Property fraud is not new, but it is becoming increasingly sophisticated and affected parties may be surprised to learn that their professional advisers may not be liable for the losses suffered.

Rebecca Francis

In the latter part of last year, the court in P&P Property v Owen White & Catlin grappled with the thorny issue of identity theft in property transactions. Here, a fraudster impersonated the owner of a property and sold it to an innocent purchaser. The court held that the innocent purchaser was not able to claim against the purported seller’s solicitors once the fraud was discovered.

Since the start of the year there have been further property fraud cases in which an innocent party has questioned the conduct of professional advisers on both sides of the transaction, in particular Patel v Freddy’s and a claim against a City law firm by its client, Dreamvar.

In Patel v Freddy’s, the genuine owner of the property was not able to seek rectification of the title register where the property had been fraudulently transferred because the transferee had not contributed towards the mistake.
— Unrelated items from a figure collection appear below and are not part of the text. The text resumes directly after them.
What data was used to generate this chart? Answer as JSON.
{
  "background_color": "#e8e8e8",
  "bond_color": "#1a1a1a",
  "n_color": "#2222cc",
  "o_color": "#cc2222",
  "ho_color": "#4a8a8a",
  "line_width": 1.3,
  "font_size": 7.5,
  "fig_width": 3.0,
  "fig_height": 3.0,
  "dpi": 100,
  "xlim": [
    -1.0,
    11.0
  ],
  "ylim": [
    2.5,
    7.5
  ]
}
It was held that the buyer’s solicitor was not required to check the identity of the purported seller nor was it required to check that the seller’s solicitor had done so.


Thorough identity checks are key in complex cases

In contrast, proceedings against a City law firm found the firm liable for breach of trust when it released its client’s completion funds to solicitors acting for an imposter who was posing as the true owner of a property. However, the firm was not found to be negligent, so it will be interesting to see whether the decision withstands appeal, given the wider implications on conveyancers and professional indemnity insurance.

Mitigate risks

To mitigate the risks of fraud it’s important to heed the warning signs and scrutinise the seller’s justification for an immediate exchange. Face-to-face meetings should be encouraged and enquiries should be made as to where funds are being sent. You should read and consider the red flags in title reports carefully.

Sign up for the Land Registry Property Alert Service and an email will be sent to the elected email address any time an application is made against the title. This is particularly useful for unmortgaged properties, which tend to be at higher risk of fraud.

When faced with a corporate seller, check the People with Significant Control (PSC) register at Companies House. This could help shed light on the identities of the individuals who should be dealing with the transaction. However, it is also worth noting that the availability of this information could actually enable fraudsters.